1. aquilo que uma coisa vale; 2. custo de um objecto, de um bem ou de um serviço, em função da sua capacidade de ser negociado no mercado; 3. qualidade que desperta admiração por alguém; valia, mérito, préstimo; 4. objecto valioso; 5. significação precisa de um termo; 6. preceito ou princípio moral passível de orientar a acção humana; 7. propriedade ou carácter do que é, não só desejado, mas também desejável; 8. as próprias coisas desejáveis, sendo os principais valores o verdadeiro, o belo, o bem; 9. quaisquer títulos, acções, obrigações, letras de câmbio, etc., que representem certa importância em dinheiro; 10. bens, haveres, riquezas.

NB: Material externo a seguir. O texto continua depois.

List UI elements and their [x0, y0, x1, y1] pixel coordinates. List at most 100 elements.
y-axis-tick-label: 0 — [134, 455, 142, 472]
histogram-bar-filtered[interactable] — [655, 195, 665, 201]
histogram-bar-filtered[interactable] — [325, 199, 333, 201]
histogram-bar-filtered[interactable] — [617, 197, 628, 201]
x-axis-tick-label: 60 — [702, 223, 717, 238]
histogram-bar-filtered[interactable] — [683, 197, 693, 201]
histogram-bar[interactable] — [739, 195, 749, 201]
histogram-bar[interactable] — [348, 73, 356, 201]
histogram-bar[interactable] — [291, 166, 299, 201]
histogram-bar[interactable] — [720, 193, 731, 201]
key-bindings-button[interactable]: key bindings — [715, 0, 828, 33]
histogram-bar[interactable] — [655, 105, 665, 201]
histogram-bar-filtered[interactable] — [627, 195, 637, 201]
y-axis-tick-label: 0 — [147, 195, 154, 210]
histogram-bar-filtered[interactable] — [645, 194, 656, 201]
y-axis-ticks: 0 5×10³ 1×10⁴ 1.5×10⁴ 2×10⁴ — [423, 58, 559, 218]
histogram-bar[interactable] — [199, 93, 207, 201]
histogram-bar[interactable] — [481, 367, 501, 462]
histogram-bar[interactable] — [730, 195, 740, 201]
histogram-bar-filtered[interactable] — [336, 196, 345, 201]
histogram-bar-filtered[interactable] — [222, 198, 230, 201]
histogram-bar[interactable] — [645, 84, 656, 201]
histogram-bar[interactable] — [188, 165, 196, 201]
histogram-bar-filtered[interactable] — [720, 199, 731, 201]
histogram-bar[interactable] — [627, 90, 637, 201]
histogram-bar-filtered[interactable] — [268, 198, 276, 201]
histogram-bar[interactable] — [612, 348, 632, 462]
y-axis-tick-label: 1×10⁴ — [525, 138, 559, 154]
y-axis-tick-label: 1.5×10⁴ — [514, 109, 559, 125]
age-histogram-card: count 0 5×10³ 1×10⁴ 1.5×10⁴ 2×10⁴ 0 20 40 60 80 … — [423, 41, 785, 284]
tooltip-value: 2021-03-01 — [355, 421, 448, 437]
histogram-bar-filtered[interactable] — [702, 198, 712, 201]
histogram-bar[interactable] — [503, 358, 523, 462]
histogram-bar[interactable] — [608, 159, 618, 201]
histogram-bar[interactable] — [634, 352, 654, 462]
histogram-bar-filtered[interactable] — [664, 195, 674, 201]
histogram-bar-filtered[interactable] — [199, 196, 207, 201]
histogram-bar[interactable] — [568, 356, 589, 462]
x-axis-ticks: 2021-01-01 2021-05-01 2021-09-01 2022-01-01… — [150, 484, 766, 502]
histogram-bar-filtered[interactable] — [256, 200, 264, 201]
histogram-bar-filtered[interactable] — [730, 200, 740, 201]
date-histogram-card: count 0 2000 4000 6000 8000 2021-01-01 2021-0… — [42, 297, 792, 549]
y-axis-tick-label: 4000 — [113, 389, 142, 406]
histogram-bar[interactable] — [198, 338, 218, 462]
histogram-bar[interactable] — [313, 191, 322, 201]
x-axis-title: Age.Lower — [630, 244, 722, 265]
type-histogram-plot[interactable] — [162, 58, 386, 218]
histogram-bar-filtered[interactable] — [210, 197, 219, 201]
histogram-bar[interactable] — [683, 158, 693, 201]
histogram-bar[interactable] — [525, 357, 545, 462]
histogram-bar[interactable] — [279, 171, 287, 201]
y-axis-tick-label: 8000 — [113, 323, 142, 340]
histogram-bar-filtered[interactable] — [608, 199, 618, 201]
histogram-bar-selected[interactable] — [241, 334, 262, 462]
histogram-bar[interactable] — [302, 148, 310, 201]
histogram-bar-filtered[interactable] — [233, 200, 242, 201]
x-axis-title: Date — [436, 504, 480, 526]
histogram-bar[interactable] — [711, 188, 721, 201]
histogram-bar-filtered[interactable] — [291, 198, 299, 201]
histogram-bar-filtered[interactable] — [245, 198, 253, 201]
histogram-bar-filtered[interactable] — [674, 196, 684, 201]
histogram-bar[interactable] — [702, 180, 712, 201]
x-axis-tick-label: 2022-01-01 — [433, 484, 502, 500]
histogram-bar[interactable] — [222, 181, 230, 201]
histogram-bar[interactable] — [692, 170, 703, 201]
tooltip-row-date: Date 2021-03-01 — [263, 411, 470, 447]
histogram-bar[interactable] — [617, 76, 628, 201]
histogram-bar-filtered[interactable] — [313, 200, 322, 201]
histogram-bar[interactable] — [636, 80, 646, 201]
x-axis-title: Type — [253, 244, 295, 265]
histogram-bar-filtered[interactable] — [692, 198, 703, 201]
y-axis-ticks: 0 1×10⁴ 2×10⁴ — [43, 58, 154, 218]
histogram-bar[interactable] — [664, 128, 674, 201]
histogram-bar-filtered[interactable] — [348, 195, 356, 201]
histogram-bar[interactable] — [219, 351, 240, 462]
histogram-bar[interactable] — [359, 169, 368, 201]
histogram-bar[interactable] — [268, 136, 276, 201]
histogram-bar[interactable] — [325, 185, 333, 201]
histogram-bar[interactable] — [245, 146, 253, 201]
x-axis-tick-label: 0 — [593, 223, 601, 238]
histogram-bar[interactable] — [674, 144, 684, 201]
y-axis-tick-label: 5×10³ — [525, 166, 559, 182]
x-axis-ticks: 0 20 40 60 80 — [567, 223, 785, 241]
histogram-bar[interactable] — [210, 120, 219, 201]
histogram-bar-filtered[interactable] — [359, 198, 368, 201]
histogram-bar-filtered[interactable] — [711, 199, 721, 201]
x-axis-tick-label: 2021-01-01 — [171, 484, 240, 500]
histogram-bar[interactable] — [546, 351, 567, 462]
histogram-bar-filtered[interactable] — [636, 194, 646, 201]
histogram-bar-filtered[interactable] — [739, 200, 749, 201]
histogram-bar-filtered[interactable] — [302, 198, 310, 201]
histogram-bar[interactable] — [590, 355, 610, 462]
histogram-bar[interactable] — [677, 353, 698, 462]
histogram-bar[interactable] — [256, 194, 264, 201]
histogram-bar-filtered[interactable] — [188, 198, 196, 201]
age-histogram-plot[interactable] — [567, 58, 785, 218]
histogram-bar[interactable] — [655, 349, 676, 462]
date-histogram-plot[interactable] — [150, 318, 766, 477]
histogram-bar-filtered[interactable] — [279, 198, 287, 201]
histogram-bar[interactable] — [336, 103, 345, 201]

O leque das mais-valias do nosso primeiro-ministro não pára de surpreender os portugueses. Nos últimos dias soubemos que António Costa é um génio a gerir o seu portfólio de investimentos pessoais. Porém, por motivos incompreensíveis, esta capacidade de fazer dobrar valores (entenda-se dinheiro) foi, mais ou menos, camuflada. Mas porquê? Quem é que não gosta dum primeiro-ministro que é capaz de duplicar os seus investimentos pessoais? Especialmente se esse primeiro-ministro aplicar à gestão do património e do dinheiro público a mesmíssima metodologia que lhe possibilita tais rácios de rentabilidade. Tenho a certeza absoluta que não há negócio para Portugal que o primeiro-ministro não consiga. Principalmente quando puxar o argumento da filha. Quem poderá objectar?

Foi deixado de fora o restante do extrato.